Entertainment

Games: Hammer horror-styled Resident Evil Village offers more of the same for franchise fans

Lady Dimitrescu returns in Resident Evil Village
Lady Dimitrescu returns in Resident Evil Village Lady Dimitrescu returns in Resident Evil Village

Resident Evil Village (Multi)

By: Capcom

A CENTURY ago, a woman with the kind of circus-big proportions of Lady Dimitrescu – Resident Evil's unlikely star – would have had PT Barnum charging two bits a gander. Add some heavy foundation and vampire fangs, though, and the elegant dominatrix has been titillating Twitter ever since fans caught a glimpse of her nine-foot proportions.

Our gore-guzzling giantess is only one of four supernatural bosses in the eighth Resident Evil – though with countless spin-offs and re-makes, the franchise totals 20-odd games. When Resident Evil 7 broke series records, it was a given that Capcom would continue the tale of Ethan Winters, who kicks off Village in domestic bliss with his wife, Mia, raising their newborn girl in Europe.

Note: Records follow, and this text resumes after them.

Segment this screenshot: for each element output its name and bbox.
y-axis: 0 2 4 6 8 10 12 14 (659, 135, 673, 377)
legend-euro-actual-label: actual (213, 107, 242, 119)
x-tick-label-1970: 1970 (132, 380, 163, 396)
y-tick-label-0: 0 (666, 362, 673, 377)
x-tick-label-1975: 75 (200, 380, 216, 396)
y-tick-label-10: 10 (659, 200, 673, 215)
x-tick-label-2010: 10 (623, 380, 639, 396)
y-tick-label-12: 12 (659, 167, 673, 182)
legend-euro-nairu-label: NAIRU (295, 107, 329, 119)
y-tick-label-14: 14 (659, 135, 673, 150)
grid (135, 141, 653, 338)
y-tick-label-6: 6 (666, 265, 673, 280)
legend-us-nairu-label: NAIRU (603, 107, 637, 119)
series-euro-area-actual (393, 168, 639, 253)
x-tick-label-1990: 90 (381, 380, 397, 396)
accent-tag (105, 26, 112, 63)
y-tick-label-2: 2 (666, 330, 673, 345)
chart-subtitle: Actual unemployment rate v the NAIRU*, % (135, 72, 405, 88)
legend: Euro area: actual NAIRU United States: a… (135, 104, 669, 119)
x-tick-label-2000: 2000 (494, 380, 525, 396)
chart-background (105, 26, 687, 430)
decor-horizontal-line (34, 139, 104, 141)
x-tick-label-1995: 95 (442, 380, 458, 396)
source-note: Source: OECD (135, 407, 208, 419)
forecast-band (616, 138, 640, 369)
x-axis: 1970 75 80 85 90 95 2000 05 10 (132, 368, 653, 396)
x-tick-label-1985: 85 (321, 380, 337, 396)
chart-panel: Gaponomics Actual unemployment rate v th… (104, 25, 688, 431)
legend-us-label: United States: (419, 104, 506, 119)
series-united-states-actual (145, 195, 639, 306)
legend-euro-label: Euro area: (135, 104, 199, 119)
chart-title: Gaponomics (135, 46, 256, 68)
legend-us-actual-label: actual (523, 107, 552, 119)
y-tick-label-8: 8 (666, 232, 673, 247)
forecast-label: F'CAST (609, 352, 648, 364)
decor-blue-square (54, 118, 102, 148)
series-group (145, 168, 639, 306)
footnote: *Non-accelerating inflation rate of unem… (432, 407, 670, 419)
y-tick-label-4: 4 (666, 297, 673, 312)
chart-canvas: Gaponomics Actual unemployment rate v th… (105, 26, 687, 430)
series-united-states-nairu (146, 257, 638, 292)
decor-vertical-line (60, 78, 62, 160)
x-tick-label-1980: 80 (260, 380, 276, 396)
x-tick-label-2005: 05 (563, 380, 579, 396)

Things head south pretty quickly, though, and Ethan soon finds himself in an olde worlde village plagued by supernatural goings-on. With zombies staying six-feet under for this one, Village goes all-out with the Hammer Horror tropes.

Stake-sharp in its genre references, the Mittel-European setting, complete with gothic castle and creepy dollhouse, boasts a veritable compendium of horror stocks-in-trade – from werewolves and vampires to cyborgs and freaky dolls.

At first glance, it couldn't be further from the biohazards of previous efforts, but with the series' trademark pulpy fun and daft dialogue, it all comes together for arguably the best modern Resident Evil.

While the previous game was a down-on-the-bayou mash-up of mouldy monsters and Deliverance-style shenanigans, Village throws the entire kitsch-en sink of horror at players. Returning to Europe for the first time since the mighty Resident Evil 4, it feels most like a re-imagining of that 2005 blockbuster – complete with its iconic merchant, now a plummy-voiced giant rather than masked cockney.

For the most part, its 10 hours of gameplay play it safe. There's beefy gunplay, inventory management, saving progress with typewriters and – a series first – butchering livestock to cook up stat-boosting recipes. Most of your time, though – much like a trip to Ikea – is spent slowly fetching pointless objects while avoiding shambling ghouls.

By leaning on camp fantasy, however, only the most lily-livered will find it particularly scary, while a lack of combat strategy means even its bosses can be polished off with little more than an itchy trigger finger. But if the new hardware doesn't bring much in the way of gameplay leaps, the series has never looked so crisp, with nippy loading and – on PS5 – incredible 3D sound design.

Gorgeously appointed, Resident Evil Village is simply more of the same, offering a four-courser of comfort food to series vets. And if being stepped on by an oversized lady is your kink, then more power to ye.